Num TikTok, Nigel Farage – muitas vezes descrito como o “arquiteto” do Brexit – aproxima-se de uma loja de frutas, diz “lindos melões”, levanta as sobrancelhas e vai embora. O clipe foi visto 2,5 milhões de vezes.
Farage parece estar consciente deste mercado em expansão e interessado em explorá-lo. Numa entrevista recente, ele elogiou o misógino influenciador Andrew Tate por ser uma “voz importante” para rapazes “emasculados”.
Tate – que acumulou milhares de milhões de visualizações no TikTok – enfrenta acusações na Roménia de tráfico de seres humanos e violação, o que ele nega.
Mas aqueles que ficaram intrigados com o apelo de Tate aos jovens não deveriam ficar surpresos com o fato de os políticos que fazem piadas sobre os seios terem sucesso semelhante.
A distinção entre políticos e entretenimento há muito que se tornou confusa – mas para os jovens de hoje, eles já nem sequer existem em espaços separados. Apenas um toque separa a voz de uma figura como Tate e a voz de um político. Não deveríamos nos surpreender se é aqui que as ideias são formadas.
Emoção pelo novo
Ainda não está claro até que ponto estas simpatias de extrema direita são mantidas. Numa tendência especialmente pronunciada entre os jovens, os eleitores “não são leais a nenhum partido ou plataforma em particular”, diz Foa.
“Eles são muito voláteis entre uma eleição e outra.” Tal como os jovens eleitores fizeram campanha veementemente pelos partidos verdes em 2019, as suas lealdades poderiam mudar novamente.
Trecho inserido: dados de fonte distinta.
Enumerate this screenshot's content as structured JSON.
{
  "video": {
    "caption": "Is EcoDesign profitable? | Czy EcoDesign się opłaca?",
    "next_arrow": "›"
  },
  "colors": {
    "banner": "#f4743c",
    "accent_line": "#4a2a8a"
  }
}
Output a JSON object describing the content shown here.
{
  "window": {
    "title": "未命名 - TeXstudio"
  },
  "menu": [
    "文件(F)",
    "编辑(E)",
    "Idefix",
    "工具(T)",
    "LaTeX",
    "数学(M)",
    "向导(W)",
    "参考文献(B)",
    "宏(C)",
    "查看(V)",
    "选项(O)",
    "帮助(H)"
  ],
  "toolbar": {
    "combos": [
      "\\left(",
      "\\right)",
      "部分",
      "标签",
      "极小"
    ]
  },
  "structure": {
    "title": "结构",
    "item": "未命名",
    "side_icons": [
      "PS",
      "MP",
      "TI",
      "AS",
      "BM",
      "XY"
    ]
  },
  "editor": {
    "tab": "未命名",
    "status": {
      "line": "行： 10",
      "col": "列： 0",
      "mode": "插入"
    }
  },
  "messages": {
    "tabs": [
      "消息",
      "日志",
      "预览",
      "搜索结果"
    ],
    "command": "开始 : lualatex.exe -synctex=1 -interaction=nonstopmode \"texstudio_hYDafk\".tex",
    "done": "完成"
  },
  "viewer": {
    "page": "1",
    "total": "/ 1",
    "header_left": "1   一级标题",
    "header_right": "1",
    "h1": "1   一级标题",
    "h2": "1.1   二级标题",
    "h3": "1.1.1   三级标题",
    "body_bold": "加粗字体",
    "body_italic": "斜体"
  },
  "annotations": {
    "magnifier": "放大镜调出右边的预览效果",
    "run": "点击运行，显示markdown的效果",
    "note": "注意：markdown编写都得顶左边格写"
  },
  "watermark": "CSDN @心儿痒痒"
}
O apelo da extrema direita também poderá ser atenuado se os seus políticos começarem a governar. Fora do poder, a extrema direita é incapaz de quebrar promessas, ao mesmo tempo que pode apontar interminavelmente para a incapacidade da corrente principal de cumprir. Uma vez no governo, será igualmente decepcionante. Essa, pelo menos, parece ser a teoria de Macron.
Mas a explosão de apoio aos partidos de extrema direita poderá significar uma tendência mais sombria. Nos seus estudos sobre a insatisfação dos jovens com a democracia, Foa notou uma tendência crescente para o autoritarismo.
Na falta de uma memória pessoal da vida sob um regime autoritário ou da luta para alcançar a democracia, os jovens estão menos apaixonados pelo sistema do que as gerações anteriores.
Este sucesso dos partidos de extrema direita deveria servir de aviso à corrente principal da Europa. À famosa citação de Churchill: “A democracia é a pior forma de governo, exceto todas as outras”, não deveríamos ficar surpresos se os jovens retrucassem: “É mesmo?”